Техне и постав являются вполне закономерными продуктами метафизики Модерна. В метафизике Нового времени М. Хайдеггер видит ту картину мира, которая сформировала предметное мышление науки – техне, исключившее возможность подлинного мышления – мысли о бытии. Критика метафизики Ницше, по мнению М. Хайдеггера, сама по себе так же является продолжением метафизической традиции Нового времени, и одновременно ее завершением [5, C. 64].
Такое положение дел опасно, говорит Хайдеггер в статье «Вопрос о технике», так как не только ведет к эксплуатации человекам мира и его истощению, но и порабощает самого человека. Выходом является «преодоление метафизики», продумывание существа техники и возвращение к ее сути, которая реализуется в искусстве. «Преодоление метафизики» возвращает к исходному, явленному в тайне языка бытию, к его смыслу и истине.

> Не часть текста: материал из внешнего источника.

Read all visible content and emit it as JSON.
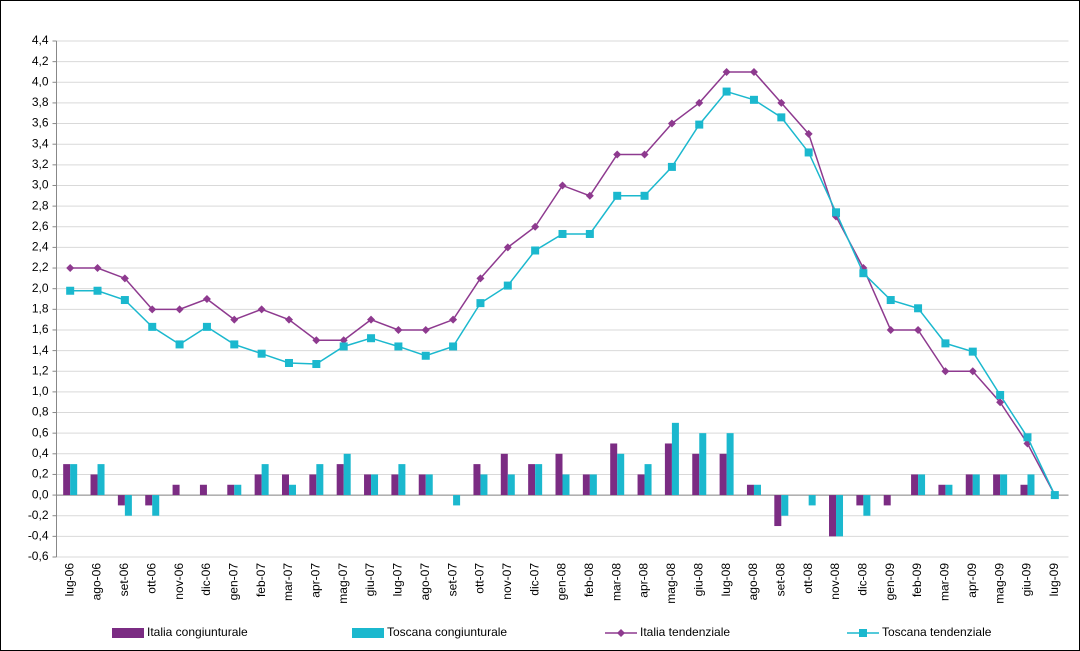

Таким образом, М. Хайдеггер критикует метафизику за то, что она предала бытие забвению, что выразилось в технической опредмечивающей установке Нового времени, приведшей в конечном счете к потребительскому отношению человека к миру, и его порабощению им. Путь, который он предлагает – деструкция и преодоление метафизики, понимаемые не как отказ, а как принятие и выявление в метафизике ее исконной сути – отношения к бытию, как истине сущего, возвращающей человека к его подлинному существу.
§ 2. «Деконструкция» Ж. Деррида как контр-метафизическая стратегия
Анализ философии Ж. Деррида – нелегкое дело для любого исследователя. Принцип неполноты и незавершенности, знаковая природа любого знания являются для Ж. Деррида едва ли не отправной точкой исследования, и не позволяют создать хоть сколько-нибудь целостную картину его философии. Деррида не оставил иного выбора для исследователя, кроме как попытаться деконструировать его мысль, указать на возможные смыслы-следы его философии, не претендуя на целостный и завершенный анализ. Опираясь на переводы работ Ж. Деррида, мы попытаемся очертить поле его мысли и выделить в нем основные моменты критики метафизики.
Философию Деррида можно было бы назвать заключительным этапом философии языка. Сам Деррида говорит о том, что язык ставший основным предметом и горизонтом всех исследований, начинает обесцениваться, терять свое содержание и смысл. В «О грамматологии» Деррида пишет об инфляции языка: «Бессильный, одинокий в безбрежных просторах, вновь брошенный в свою конечность как раз в тот момент, когда его границы начинают расплываться, — теряет уверенность в себе, лишаясь той поддержки, которую прежде дарило ему окаймляющее его и выходящее за его пределы бесконечное означаемое» [26, C. 129]. Однако обесценивание языка является не только симптомом, закономерным результатом истории метафизики «наличия», но и началом, точкой отсчета нового постметафизического мышления, в основе которого лежит не тождество и логика, а грамматология и различАние. Язык, утративший свое «означаемое», согласно Деррида, может дать начало новой науке – науке о письме, или грамматологии, так как благодаря инфляции языка, появилась возможность вернуть «письму» его место в философском и лингвистическом дискурсе.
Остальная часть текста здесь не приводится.